Published:  06 January, 2016

The millennial generation's quest for authenticity and the experience of discovery will lead it back to the classic wine regions this year, Berry Bros & Rudd has claimed in its New Year predictions.

The widely reported quality of the 2015 harvest means that outstanding wines will be available at every price point for key regions such as the Rhône and Bordeaux, the team from the St James-based wine merchant said.

"The quality will be brilliant across the classic regions - likewise in Italy as well," said chief executive Dan Jago.

"I don't think it will bring people away from exploration of less well-known regions, but it should be a vintage where we are able to say to consumers: no matter what you buy, from top to bottom, you are going to get a great bottle of wine to drink.

Even entry-level wines taste like twice the price of a wine from an off vintage."

Millennials will have the opportunity to learn about the provenance and heritage of long-established regions they might otherwise have overlooked, suggested wine director Mark Pardoe MW.

"Investment in, and enthusiasm for, wine is cyclical," he said.

"When the press, the industry and consumers are able to get behind a vintage, as they will for 2015, then a new raft of wine-drinkers - in this case the millennials - will become enthused by it; they'll get 'bitten by the bug' and really understand what the classic wine regions have to offer."

The search for authenticity is something that will inevitably lead consumers back to the classics, Jago said.

"It is extremely difficult to create a story with any authenticity, longevity or credibility unless it is real," he said.

"We've seen enough now in modern retail and modern brand management that people who haven't got something genuine to stand behind find it very difficult to create a story.

"Millennials understand and trust heritage and history and are smart enough to tell whether a story is credible or not."

The company is also predicting that natural wines will soon hit a commercial ceiling - and for related reasons.

"Low-intervention wines will continue to be desirable, but consumers will also look for wines that give a sense of place rather than hiding the terroir through poor winemaking," said Geordie Willis, BBR's creative director.

John Hutton, from BBR's wholesale arm, FMV, added: "A sense of place - terroir - is what defines a good wine.

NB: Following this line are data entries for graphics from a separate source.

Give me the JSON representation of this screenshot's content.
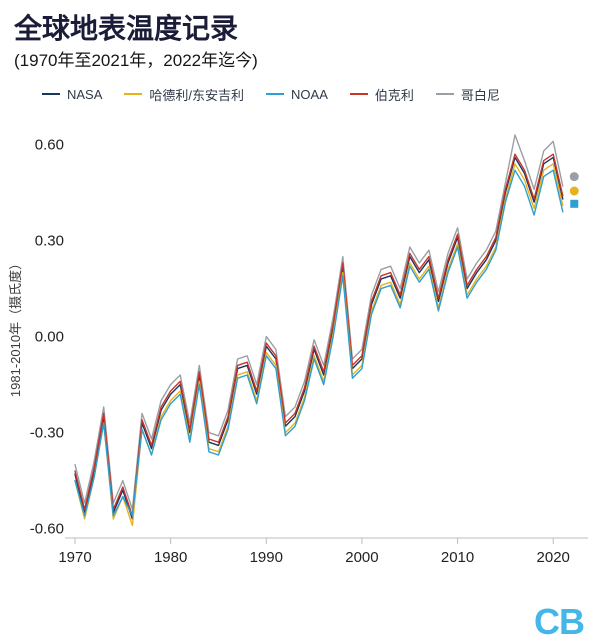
{
  "header": {
    "title": "全球地表温度记录",
    "subtitle": "(1970年至2021年，2022年迄今)"
  },
  "footer": {
    "logo_text": "CB"
  },
  "colors": {
    "nasa": "#1b3561",
    "hadley": "#e6b31e",
    "noaa": "#2d9fd0",
    "berkeley": "#c8342a",
    "copernicus": "#98a0a6",
    "axis": "#b9bdc4",
    "logo_blue": "#45b6e8"
  },
  "chart_data": {
    "type": "line",
    "title": "全球地表温度记录",
    "subtitle": "(1970年至2021年，2022年迄今)",
    "ylabel": "1981-2010年（摄氏度）",
    "xlabel": "",
    "x_range": [
      1970,
      2021
    ],
    "xticks": [
      1970,
      1980,
      1990,
      2000,
      2010,
      2020
    ],
    "yticks": [
      0.6,
      0.3,
      0.0,
      -0.3,
      -0.6
    ],
    "ytick_labels": [
      "0.60",
      "0.30",
      "0.00",
      "-0.30",
      "-0.60"
    ],
    "ylim": [
      -0.62,
      0.68
    ],
    "grid": false,
    "legend_position": "top",
    "series": [
      {
        "name": "哥白尼",
        "color": "#98a0a6",
        "values": [
          -0.4,
          -0.52,
          -0.39,
          -0.22,
          -0.52,
          -0.45,
          -0.54,
          -0.24,
          -0.32,
          -0.2,
          -0.15,
          -0.12,
          -0.27,
          -0.09,
          -0.3,
          -0.31,
          -0.23,
          -0.07,
          -0.06,
          -0.15,
          0.0,
          -0.04,
          -0.25,
          -0.22,
          -0.14,
          -0.01,
          -0.09,
          0.06,
          0.25,
          -0.07,
          -0.04,
          0.13,
          0.21,
          0.22,
          0.15,
          0.28,
          0.23,
          0.27,
          0.14,
          0.26,
          0.34,
          0.18,
          0.23,
          0.27,
          0.33,
          0.48,
          0.63,
          0.55,
          0.46,
          0.58,
          0.61,
          0.47
        ]
      },
      {
        "name": "NASA",
        "color": "#1b3561",
        "values": [
          -0.43,
          -0.55,
          -0.42,
          -0.25,
          -0.55,
          -0.48,
          -0.57,
          -0.27,
          -0.35,
          -0.23,
          -0.18,
          -0.15,
          -0.3,
          -0.12,
          -0.33,
          -0.34,
          -0.26,
          -0.1,
          -0.09,
          -0.18,
          -0.03,
          -0.07,
          -0.28,
          -0.25,
          -0.17,
          -0.04,
          -0.12,
          0.03,
          0.22,
          -0.1,
          -0.07,
          0.1,
          0.18,
          0.19,
          0.12,
          0.25,
          0.2,
          0.24,
          0.11,
          0.23,
          0.31,
          0.15,
          0.2,
          0.24,
          0.3,
          0.45,
          0.56,
          0.51,
          0.42,
          0.54,
          0.56,
          0.43
        ]
      },
      {
        "name": "伯克利",
        "color": "#c8342a",
        "values": [
          -0.42,
          -0.54,
          -0.41,
          -0.24,
          -0.54,
          -0.47,
          -0.56,
          -0.26,
          -0.34,
          -0.22,
          -0.17,
          -0.14,
          -0.29,
          -0.11,
          -0.32,
          -0.33,
          -0.25,
          -0.09,
          -0.08,
          -0.17,
          -0.02,
          -0.06,
          -0.27,
          -0.24,
          -0.16,
          -0.03,
          -0.11,
          0.04,
          0.23,
          -0.09,
          -0.06,
          0.11,
          0.19,
          0.2,
          0.13,
          0.26,
          0.21,
          0.25,
          0.12,
          0.24,
          0.32,
          0.16,
          0.21,
          0.25,
          0.31,
          0.46,
          0.57,
          0.52,
          0.43,
          0.55,
          0.57,
          0.44
        ]
      },
      {
        "name": "哈德利/东安吉利",
        "color": "#e6b31e",
        "values": [
          -0.45,
          -0.57,
          -0.44,
          -0.27,
          -0.57,
          -0.5,
          -0.59,
          -0.29,
          -0.37,
          -0.25,
          -0.2,
          -0.17,
          -0.32,
          -0.14,
          -0.35,
          -0.36,
          -0.28,
          -0.12,
          -0.11,
          -0.2,
          -0.05,
          -0.09,
          -0.3,
          -0.27,
          -0.19,
          -0.06,
          -0.14,
          0.01,
          0.2,
          -0.12,
          -0.09,
          0.08,
          0.16,
          0.17,
          0.1,
          0.23,
          0.18,
          0.22,
          0.09,
          0.21,
          0.29,
          0.13,
          0.18,
          0.22,
          0.28,
          0.43,
          0.54,
          0.49,
          0.4,
          0.52,
          0.54,
          0.41
        ]
      },
      {
        "name": "NOAA",
        "color": "#2d9fd0",
        "values": [
          -0.45,
          -0.56,
          -0.44,
          -0.27,
          -0.56,
          -0.5,
          -0.56,
          -0.29,
          -0.37,
          -0.26,
          -0.21,
          -0.18,
          -0.33,
          -0.15,
          -0.36,
          -0.37,
          -0.29,
          -0.13,
          -0.12,
          -0.21,
          -0.06,
          -0.1,
          -0.31,
          -0.28,
          -0.2,
          -0.07,
          -0.15,
          0.0,
          0.19,
          -0.13,
          -0.1,
          0.07,
          0.15,
          0.16,
          0.09,
          0.22,
          0.17,
          0.21,
          0.08,
          0.2,
          0.28,
          0.12,
          0.17,
          0.21,
          0.27,
          0.42,
          0.52,
          0.47,
          0.38,
          0.5,
          0.52,
          0.39
        ]
      }
    ],
    "legend_order": [
      "NASA",
      "哈德利/东安吉利",
      "NOAA",
      "伯克利",
      "哥白尼"
    ],
    "ytd_2022": [
      {
        "series": "哥白尼",
        "shape": "circle",
        "color": "#98a0a6",
        "value": 0.5
      },
      {
        "series": "哈德利/东安吉利",
        "shape": "circle",
        "color": "#e6b31e",
        "value": 0.455
      },
      {
        "series": "NOAA",
        "shape": "square",
        "color": "#2d9fd0",
        "value": 0.415
      }
    ]
  }
}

If you lose this, as you inevitably do in natural wine, you lose the wine's most important quality."

The millennials' characteristic open-mindedness is reflected across the marketplace, the team said, with the growing use of wines-by-the-glass systems such as Enomatic and Coravin in the on-trade fuelling their thirst for discovery.

And that open-mindedness can only help the acceptance of English sparkling wines, Jago said.

"English Sparkling is within a whisper - by which I mean the next two years or so - of being taken just as seriously as Champagne."